On va nommer 138 personnes

La majorité met également en avant ce qu’elle considère comme une "révolution de l’administration communale". Un plan est en cours pour nommer 138 personnes cette année encore : les examens sont en cours. "C’est extrêmement vivifiant pour l’administration, estime la bourgmestre. On ne réussira Molenbeek qu’avec une administration capable de rencontrer les besoins du public. Pour cela on a besoin de gens motivés, expérimentés et redynamisés. C’est ce qu’on est en train de faire."

Une politique de statutarisation que salue l’opposition, qui dénonce cependant des problèmes de gouvernance. "Un manque de transparence", selon le PTB. "Beaucoup d’immobilisme et de clientélisme", selon Écolo. "Beaucoup d’amateurisme et de tensions, selon le cdH. Le bateau Molenbeek n’a pas de capitaine", affirme le chef de groupe humaniste Ahmed El Khannouss.

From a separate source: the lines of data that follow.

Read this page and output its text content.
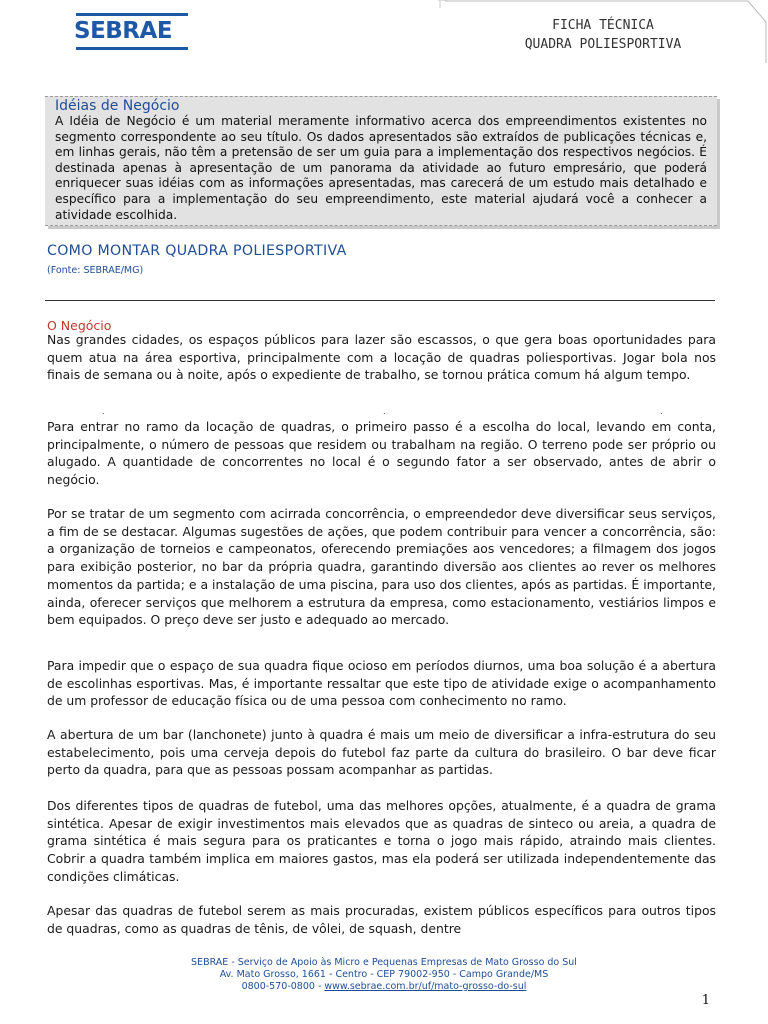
SEBRAE	FICHA TÉCNICA
QUADRA POLIESPORTIVA
Idéias de Negócio
A Idéia de Negócio é um material meramente informativo acerca dos empreendimentos existentes no segmento correspondente ao seu título. Os dados apresentados são extraídos de publicações técnicas e, em linhas gerais, não têm a pretensão de ser um guia para a implementação dos respectivos negócios. É destinada apenas à apresentação de um panorama da atividade ao futuro empresário, que poderá enriquecer suas idéias com as informações apresentadas, mas carecerá de um estudo mais detalhado e específico para a implementação do seu empreendimento, este material ajudará você a conhecer a atividade escolhida.
COMO MONTAR QUADRA POLIESPORTIVA
(Fonte: SEBRAE/MG)
O Negócio

Nas grandes cidades, os espaços públicos para lazer são escassos, o que gera boas oportunidades para quem atua na área esportiva, principalmente com a locação de quadras poliesportivas. Jogar bola nos finais de semana ou à noite, após o expediente de trabalho, se tornou prática comum há algum tempo.

.	.	.

Para entrar no ramo da locação de quadras, o primeiro passo é a escolha do local, levando em conta, principalmente, o número de pessoas que residem ou trabalham na região. O terreno pode ser próprio ou alugado. A quantidade de concorrentes no local é o segundo fator a ser observado, antes de abrir o negócio.

Por se tratar de um segmento com acirrada concorrência, o empreendedor deve diversificar seus serviços, a fim de se destacar. Algumas sugestões de ações, que podem contribuir para vencer a concorrência, são: a organização de torneios e campeonatos, oferecendo premiações aos vencedores; a filmagem dos jogos para exibição posterior, no bar da própria quadra, garantindo diversão aos clientes ao rever os melhores momentos da partida; e a instalação de uma piscina, para uso dos clientes, após as partidas. É importante, ainda, oferecer serviços que melhorem a estrutura da empresa, como estacionamento, vestiários limpos e bem equipados. O preço deve ser justo e adequado ao mercado.

Para impedir que o espaço de sua quadra fique ocioso em períodos diurnos, uma boa solução é a abertura de escolinhas esportivas. Mas, é importante ressaltar que este tipo de atividade exige o acompanhamento de um professor de educação física ou de uma pessoa com conhecimento no ramo.

A abertura de um bar (lanchonete) junto à quadra é mais um meio de diversificar a infra-estrutura do seu estabelecimento, pois uma cerveja depois do futebol faz parte da cultura do brasileiro. O bar deve ficar perto da quadra, para que as pessoas possam acompanhar as partidas.

Dos diferentes tipos de quadras de futebol, uma das melhores opções, atualmente, é a quadra de grama sintética. Apesar de exigir investimentos mais elevados que as quadras de sinteco ou areia, a quadra de grama sintética é mais segura para os praticantes e torna o jogo mais rápido, atraindo mais clientes. Cobrir a quadra também implica em maiores gastos, mas ela poderá ser utilizada independentemente das condições climáticas.

Apesar das quadras de futebol serem as mais procuradas, existem públicos específicos para outros tipos de quadras, como as quadras de tênis, de vôlei, de squash, dentre

SEBRAE - Serviço de Apoio às Micro e Pequenas Empresas de Mato Grosso do Sul
Av. Mato Grosso, 1661 - Centro - CEP 79002-950 - Campo Grande/MS
0800-570-0800 - www.sebrae.com.br/uf/mato-grosso-do-sul
1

En propreté, le diagnostic est assez désespérant

Concernant une autre de ses priorités – la propreté – Catherine Moureaux ne tourne pas autour du pot : "la nouvelle équipe a seulement pu commencer le diagnostic et il est assez désespérant. On investit dans le nettoiement comme dans un trou béant et infini. Il n’y a pas assez de place donnée à la prévention, à la sensibilisation et à la sanction."

Pour rééquilibrer les choses, la majorité prépare un plan propreté qui sera mis en place avec l’aide d’un consultant extérieur.

Le logement, c’est la catastrophe totale

C’était un autre enjeu de la campagne électorale : le logement social. Comme pour la propreté, Catherine Moureaux fait un aveu : "On n’a pas avancé d’un pas. Je fais des permanences sociales chaque semaine et je le constate : c’est la catastrophe totale." La raison invoquée de ce statu quo ? La mise sous tutelle de la société de logement social communal par la région.

"La Région avait la main, on n’a rien eu à dire depuis dix mois, se justifie la bourgmestre. On va se ressaisir de la société de logement social et pouvoir avancer. J’ai un objectif, qui devra peut-être être affiné, de construire 1000 logements sociaux sur la législature."

Une annonce qui laisse sceptique les trois principaux partis d’opposition, qui craignent que ce chiffre ne soit qu’une addition des projets immobiliers décidés sous l’ancienne majorité. "Depuis un an, aucun nouveau projet n’a été lancé", affirme l’écologiste Karim Majoros, ancien échevin du logement.

Pire, pour le PTB, non seulement la nouvelle majorité n’avance pas, mais elle détruit aussi des perspectives futures. Allusion à un terrain en friche près de la Gare de l’Ouest, où la construction de 800 logements est prévue. "Le PTB avait demandé de respecter l’engagement de l’ancienne majorité de faire 50% de logement sociaux, explique son chef de groupe Dirk De Block. Mais le PS, une fois au pouvoir, a décidé de diminuer ce taux à 20%."